There are several techniques to remedy this problem, some of which are already being implemented. Solutions are systemic or organic. A systemic solution is giving the CECs exclusive competence on all matters of electoral disputes. This approach has been favored in most Latin American countries, where the electoral commissions act both as a court and as an administrative body. In some extreme cases, like Colombia, Mexico, and Peru, the function of adjudication of electoral grievances is distinct from the logistical and administrative body which actually carries out the election. In the Latin American legal doctrine such a solution actually creates a «fourth power» in addition to the judicial, executive, and legislative components of power. Such a water-tight solution to the resolution of electoral grievances is most likely not appropriate in the case of Russia, where confidence in the electoral institutions is high but tradition commands that a right of review be granted to the courts.

Another systemic solution is to limit the right of appeal within the electoral apparatus itself, requiring complainants to go through the election system before it addresses the court. This is a very important potential solution as it would limit the possibility of presenting electoral disputes simultaneously to the courts and the electoral commission. This double-barrel approach, which is often used, opens the door to confusion and litigation more than it helps to preserve their rights. Furthermore, it is within the generally accepted principles of administrative law to reinforce the core competence of administrative tribunals; often they know better the intricacies of the law and the manner in which it should be applied – this is why they were created in the first place.

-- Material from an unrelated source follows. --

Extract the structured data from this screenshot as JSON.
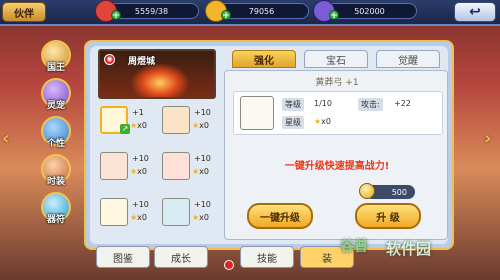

Organic solutions have to do with the development of the institutions themselves and how they interact with each other in applying the law. An example of this is the recent positive change in the Basic Guarantees Law in Russia of March this year, which empowers the CEC to «cut to the chase» and to get a decision on important issues rapidly. The amendments to the Basic Guarantees Law allow for the CEC to seek the judgment on the merits by the Supreme Court directly «if the irregularities indicated in the complaints concern a large number of citizens or if due to some other circumstances the irregularity has assumed a special public significance.» In such cases, «the Supreme Court of the Russian Federation shall consider the complaint on the merits» (Article 63 of the Basic Guarantees Law). This method of allowing the CEC to address the Supreme Court will enable important issues to be dealt with rapidly – and with a high degree of finality. This is especially important when national elections or significant candidates are significantly effected by decisions – leaving the country waiting can destabilize more than the rule of law. The same amendments also make clear the jurisdiction and inner hierarchy of the election system, bringing the electoral apparatus one step forward to a fully integrated electoral body. This has been welcomed by IFES as a positive development, one which should keep electoral issues within the election system.

Recommendation:

Another organic solution has to do with training, coordination, and exchange of information between the courts and the electoral commissions. The team found that this has already been initiated in Russia and at a high level. For example, the CEC and the Constitutional Court held a coordinating workshop in Moscow last year. Such initiatives help to build institutional confidence and coordination. The team recommends that such workshops should be replicated with lower level courts and election commissions to foster interactivity and promote a greater awareness of the responsibility of the court system in the electoral process.


4 For more on mass media and elections see «Mass Media and Parliamentary Elections 1999 in Russia» published by IFES/Institute for Election Systems Development /National Press Institute in cooperation with CEC. Available on the web at www.democracy.ru.